Ertesi sabah Efsun’un çığlık sesleriyle uyandık. Çadırdan dışarı fırladım. İlk gördüğüm şey barakanın yıkılmış olduğuydu. Efsun sırtını barakaya vermiş, yere diz çökmüş vaziyette ağlıyordu. Yali ve diğer Kung’larla beraber yanına doğru koştuk. Efsun’a yaklaşınca Salazar’ın barakanın yanında boylu boyunca uzandığını farkettim. Gözlerinde bir dehşet ifadesi vardı ve rengi sapsarıydı. Nabzını kontrol ettim. Nabzı çoktan durmuş, bedeni soğumuştu. Ellerimle Salazar’ın gözlerini kapadım. Elimden gelen başka bir şey yoktu. Kung’lar ise aynı sözleri bağırıp duruyorlardı. “ Shu kupa sohn!” Yani; büyücü uyandı!

Salazar sabah erken saatte uyanmış, barakayı ormanda yol açmak için kullandığımız pala ile yıkmıştı. Sanırım bana korkularımın ne kadar yersiz olduğunu göstermek istemişti. Ancak nedenini bilemediğim bir şekilde can vermişti. Bedenini Kung’ların mezarlığına gömmek zorunda kaldık. Namibya’da iç savaş patlak vermişti ve ülkeye giriş çıkışlar yasaklanmıştı. Bedenini İngiltere’ye göndermek imkansızdı. Aylardan Aralık olmasına rağmen hava oldukça sıcaktı ve Salazarın bedenini muhafaza edebilecek soğuk bir yer yoktu. Gömmeden önce Salazar’ın tüm bedenini inceledim. Aklım ve mantığım bir yılan veya örümcek ısırığı bulacağımı söylüyordu. Ama hiçbir şey bulamadım. Görünürde bir ısırık ya da darp izi yoktu. Belki korkmuş ve bir kalp krizi geçirmişti. Ama O’nu korkutan neydi? Bunun cevabını hiçbir zaman öğrenemedim.

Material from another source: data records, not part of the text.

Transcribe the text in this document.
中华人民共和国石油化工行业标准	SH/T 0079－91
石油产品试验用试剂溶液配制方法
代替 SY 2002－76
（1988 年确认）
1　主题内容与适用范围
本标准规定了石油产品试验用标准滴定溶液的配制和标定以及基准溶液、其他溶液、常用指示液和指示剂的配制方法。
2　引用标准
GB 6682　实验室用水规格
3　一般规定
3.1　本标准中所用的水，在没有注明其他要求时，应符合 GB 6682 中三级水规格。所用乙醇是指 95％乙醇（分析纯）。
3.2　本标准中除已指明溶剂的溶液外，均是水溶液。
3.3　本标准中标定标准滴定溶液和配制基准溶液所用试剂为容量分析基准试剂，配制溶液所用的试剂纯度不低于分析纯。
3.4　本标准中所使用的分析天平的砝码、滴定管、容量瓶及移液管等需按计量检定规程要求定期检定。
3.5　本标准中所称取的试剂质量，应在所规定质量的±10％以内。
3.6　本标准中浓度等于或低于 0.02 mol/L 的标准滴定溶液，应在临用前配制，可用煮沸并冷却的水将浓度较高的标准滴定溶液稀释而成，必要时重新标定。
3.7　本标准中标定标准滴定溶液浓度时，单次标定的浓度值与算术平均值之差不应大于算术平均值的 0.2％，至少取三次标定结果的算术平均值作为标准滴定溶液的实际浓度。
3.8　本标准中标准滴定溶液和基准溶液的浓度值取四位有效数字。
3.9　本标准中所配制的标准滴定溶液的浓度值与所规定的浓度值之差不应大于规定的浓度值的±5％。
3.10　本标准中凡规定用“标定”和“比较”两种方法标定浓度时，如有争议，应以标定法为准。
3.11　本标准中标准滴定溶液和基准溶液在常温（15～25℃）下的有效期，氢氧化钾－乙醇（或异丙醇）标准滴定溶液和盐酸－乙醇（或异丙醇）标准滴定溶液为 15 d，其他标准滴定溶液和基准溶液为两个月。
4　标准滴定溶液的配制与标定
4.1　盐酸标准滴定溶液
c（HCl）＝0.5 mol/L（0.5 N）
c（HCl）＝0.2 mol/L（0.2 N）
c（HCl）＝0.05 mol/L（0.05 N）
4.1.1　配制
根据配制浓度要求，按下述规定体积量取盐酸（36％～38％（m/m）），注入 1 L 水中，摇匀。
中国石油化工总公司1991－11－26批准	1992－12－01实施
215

Salazar’ın ölümünden sonra Kung’lar kamp yerimizi terkedip köylerine dönmüşlerdi. Yali’yi bile kalmaya ikna edememiştim. Efsun’la ben bir başımıza kalmıştık. Ancak ben kampı terketmemeye kararlıydım. Çünkü barakayı incelemek istiyordum. Korkuyordum ama bunu Salazar için yapmalıydım. Efsun’u çadırda bırakarak barakaya doğru yol aldım. Daha yeni sabah olmuştu. Aslında artık ortada bir baraka yoktu çünkü Salazar tamamen yıkmıştı barakayı. Yıkık dökük dal, sarmaşık ve balçıkların ortasında bağdaş kurmuş, meditasyon yapar gibi gözüken bir beden vardı. Ceset diyemiyordum çünkü çürümemişti. Bu kadar sıcak ve nemli bir ortamda çürümemesi mucizeydi doğrusu. Yakından incelemek için daha da yaklaştım. Sanki birkaç gün önce ölmüş gibiydi. Üstünde parlak kırmızı ve yeşil renkte kıyafetler, başında ise bir sarık vardı. Koyu esmer tenli bir erkek olduğu apaçık ortadaydı. Görüntüsünden ve sarığından bir Hintli olduğunu tahmin ediyordum. İyi ama bir Hintli’nin Afrika’nın göbeğinde ne işi olabilirdi ki? Hem de Yali’nin söylediğine göre nesiller önce gelmişti buraya. Bu sorular da asla cevaplayamadığım sorular arasındaki yerini almıştı. Hintli keşişi orada bırakıp Efsun’un yanına döndüm. Onu daha fazla yalnız bırakmak istemiyordum çünkü korkuyordu. O günü çadırlarımızda, yalnız başımıza geçirdik. Artık aklımızda ne efsanevi Garuda ne de başka bir şey vardı. Sadece aklımızla açıklayamadığımız bu olayı düşünüyorduk.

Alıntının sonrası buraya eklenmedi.